The Cinnamon-leaf Viburnum prefers partial shade to full sun. A location that offers morning sunlight and protection from the intense heat of the afternoon sun is ideal. This plant can also adapt to full sun conditions if it is not too extreme and adequate moisture is provided, but the foliage may appear at its best when given some shade during the hottest part of the day.
The Cinnamon-leaf Viburnum thrives in a temperature range between 30 and 80 degrees Fahrenheit. It can endure temperatures down to around 10 degrees Fahrenheit, but cold extremes can damage the plant. Ideal growing conditions are those that avoid the extremes of heat or chill, with a preference for temperate climates.
Pruning the Cinnamon-leaf Viburnum is necessary to maintain its shape, remove any dead or diseased wood, and encourage a robust structure. The best time to prune is late winter to early spring, just before the onset of new growth. Thinning out the oldest branches every few years will keep the plant vigorous. Light pruning can be done after flowering to keep the plant neat.
Cinnamomum-leaved Viburnum thrives best in moist, well-drained soil with a slightly acidic to neutral pH, ideally ranging from 5.5 to 7.0. A soil mix containing equal parts of garden soil, peat, and perlite or coarse sand will provide good drainage and aeration, mimicking its natural growing conditions.
Cinnamomum-leaved Viburnum does not require frequent repotting and should be repotted every 3 to 5 years. Younger plants may benefit from annual repotting if they are growing rapidly, but mature plants can be left undisturbed unless they outgrow their containers.
- Humidity & Misting
Cinnamomum-leaved Viburnum prefers moderate to high humidity levels, ideally around 40-60%. It can tolerate lower humidity, but consistent humidity closer to this range will promote healthier foliage and more robust growth.
- Suitable locations
Place in bright indirect light, water regularly, and ensure good air circulation.
Plant in partial shade, shelter mulched, and protect from harsh winds.
- Life cycle
Viburnum cinnamomifolium, commonly known as Cinnamon-leaved Viburnum, begins its life cycle as a seed which germinates in moist, well-draining soil in spring. The seedling develops into a young plant with a strong root system and a set of true leaves, enabling photosynthesis and further growth. As the plant matures, it forms a woody stem and branches with characteristic cinnamon-colored foliage, entering a vegetative state where it grows steadily in size and form. Upon reaching maturity, after a few years, Cinnamon-leaved Viburnum produces clusters of small, white to light pink flowers in spring or early summer which are pollinated by insects. Following successful pollination, these flowers give way to small fruit, typically red to black berries, which serve as a food source for wildlife and lead to seed dispersal. The plant then enters a period of dormancy during the colder months before resuming growth in the following spring, completing one full life cycle and beginning the next.

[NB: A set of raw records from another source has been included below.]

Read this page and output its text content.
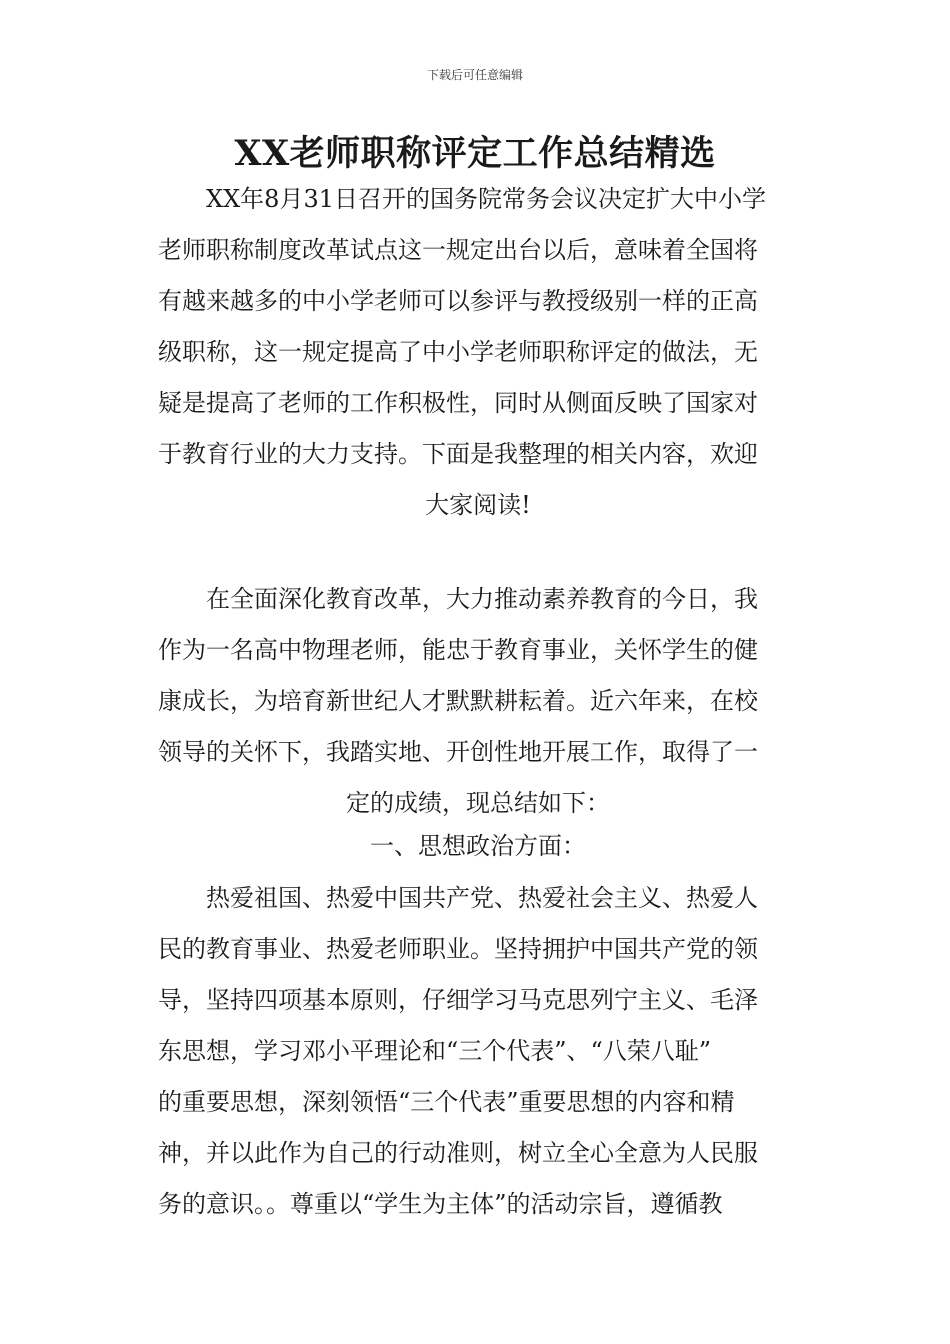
下载后可任意编辑
XX老师职称评定工作总结精选
XX年8月31日召开的国务院常务会议决定扩大中小学
老师职称制度改革试点这一规定出台以后，意味着全国将
有越来越多的中小学老师可以参评与教授级别一样的正高
级职称，这一规定提高了中小学老师职称评定的做法，无
疑是提高了老师的工作积极性，同时从侧面反映了国家对
于教育行业的大力支持。下面是我整理的相关内容，欢迎
大家阅读!
在全面深化教育改革，大力推动素养教育的今日，我
作为一名高中物理老师，能忠于教育事业，关怀学生的健
康成长，为培育新世纪人才默默耕耘着。近六年来，在校
领导的关怀下，我踏实地、开创性地开展工作，取得了一
定的成绩，现总结如下：
一、思想政治方面：
热爱祖国、热爱中国共产党、热爱社会主义、热爱人
民的教育事业、热爱老师职业。坚持拥护中国共产党的领
导，坚持四项基本原则，仔细学习马克思列宁主义、毛泽
东思想，学习邓小平理论和“三个代表”、“八荣八耻”
的重要思想，深刻领悟“三个代表”重要思想的内容和精
神，并以此作为自己的行动准则，树立全心全意为人民服
务的意识。。尊重以“学生为主体”的活动宗旨，遵循教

The most popular method of propagating Viburnum cinnamomifolium, commonly known as Cinnamon Viburnum, is through semi-hardwood cuttings. This is usually done during the late summer months. To propagate, one should select a healthy branch and cut a portion that is 4 to 6 inches long (10 to 15 cm) with several leaves. The lower leaves are removed, and the cut end is dipped in a rooting hormone powder to stimulate root growth. This cutting is then inserted into a mixture of half perlite and half peat to ensure good drainage and moisture retention. The container with the cutting should be kept in a warm, humid environment, but out of direct sunlight, until roots have developed, which typically takes a few weeks. Once the cutting has rooted, it can be transplanted into a larger pot or directly into the garden.